Re: [PATCH v3 10/10] irqchip/riscv-imsic: Use IRQCHIP_MOVE_DEFERRED flag for PCI devices

From: Thomas Gleixner
Date: Tue Feb 04 2025 - 03:56:11 EST


On Tue, Feb 04 2025 at 13:24, Anup Patel wrote:
> Devices (such as PCI) which have non-atomic MSI update should
> migrate irq in the interrupt-context so use IRQCHIP_MOVE_DEFERRED
> flag for corresponding irqchips.
>
> The use of IRQCHIP_MOVE_DEFERRED further simplifies IMSIC vector
> movement as follows:
>
> 1) No need to handle the intermediate state seen by devices with
> non-atomic MSI update because imsic_irq_set_affinity() is called
> in the interrupt-context with interrupt masked.
> 2) No need to check temporary vector when completing vector movement
> on the old CPU in __imsic_local_sync().
> 3) No need to call imsic_local_sync_all() from imsic_handle_irq()

I have no idea how you came to that delusion.

IRQCHIP_MOVE_DEFERRED is part of the mechanism to handle this insanity
correctly. It does not prevent the device from observing and actually
using the intermediate state. All it does is to ensure that the kernel
can observe this case and act on it.

The fact that the kernel executes the interrupt handler on the original
target CPU does not prevent the device from firing another interrupt.
PCI/MSI interrupts are strictly edge. i.e. fire and forget.

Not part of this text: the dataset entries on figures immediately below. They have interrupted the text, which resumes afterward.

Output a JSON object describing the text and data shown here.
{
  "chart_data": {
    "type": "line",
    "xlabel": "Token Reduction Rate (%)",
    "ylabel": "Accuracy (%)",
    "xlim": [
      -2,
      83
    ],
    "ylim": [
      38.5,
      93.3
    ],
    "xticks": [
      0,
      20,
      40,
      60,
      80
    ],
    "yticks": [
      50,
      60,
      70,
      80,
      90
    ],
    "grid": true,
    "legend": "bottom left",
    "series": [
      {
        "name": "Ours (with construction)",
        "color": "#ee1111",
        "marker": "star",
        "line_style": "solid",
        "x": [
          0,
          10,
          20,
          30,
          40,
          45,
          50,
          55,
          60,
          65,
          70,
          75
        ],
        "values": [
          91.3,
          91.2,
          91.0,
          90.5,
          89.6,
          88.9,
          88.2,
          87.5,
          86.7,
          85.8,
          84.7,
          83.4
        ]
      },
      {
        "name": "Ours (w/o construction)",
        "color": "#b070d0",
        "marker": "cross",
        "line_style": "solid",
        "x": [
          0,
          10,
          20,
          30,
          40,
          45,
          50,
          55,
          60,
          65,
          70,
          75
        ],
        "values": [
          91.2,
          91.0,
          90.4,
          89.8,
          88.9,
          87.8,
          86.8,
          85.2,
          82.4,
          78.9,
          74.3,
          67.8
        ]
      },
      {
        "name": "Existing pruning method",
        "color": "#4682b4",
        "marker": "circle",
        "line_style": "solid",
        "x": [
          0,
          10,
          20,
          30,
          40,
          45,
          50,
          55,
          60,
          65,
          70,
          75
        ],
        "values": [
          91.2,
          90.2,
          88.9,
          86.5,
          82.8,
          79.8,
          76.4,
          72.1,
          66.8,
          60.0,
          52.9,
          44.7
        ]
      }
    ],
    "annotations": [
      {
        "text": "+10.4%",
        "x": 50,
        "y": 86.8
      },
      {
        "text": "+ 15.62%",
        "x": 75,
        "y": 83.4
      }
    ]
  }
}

IRQCHIP_MOVE_DEFERRED solely ensures that the racy affinity update in
the PCI device happens in the context of the original target CPU, which
is required to handle all possible cases correctly.

Let's assume the interrupt is affine to CPU0, vector A and a move to
CPU1, vector B is pending. So we have three possible scenarios:

CPU0 Device
interrupt
1) Raises interrupt on CPU0, vector A
...

write_msg()
write_address(CPU1)
2) Raises interrupt on CPU1, vector A
write_data(vector B)
3) Raises interrupt on CPU1, vector B

#1 is handled correctly because the interrupt is retriggered on CPU0,
vector A, which still has the interrupt associated (it's cleaned up
_after_ the first interrupt arrives on CPU1, vector B).

#2 cannot be handled because CPU1, vector A is either not in use or
associated to a completely unrelated interrupt, which means if that
happens the interrupt is lost and the device might become stale.

#3 is handled correctly for obvious reasons.

The only way to handle #2 properly is to do the intermediate update to
CPU0, vector B and checking for a pending interrupt on that. The
important role IRQCHIP_MOVE_DEFERRED plays here is that it guarantees
that the update happens on CPU0 (original target). Which in turn is
required to observe that CPU0, vector B has been raised.

The same could be achieved by executing that intermediate transition on
CPU0 with interrupts disabled by affining the calling context (thread)
to CPU0 or by issuing an IPI on CPU0 and doing it in that context. I
looked into that, but that has it's own pile of issues. So at the end
moving it in the context of the interrupt on the original CPU/vector
turned out to be the simplest way to achieve it.

Thanks,

tglx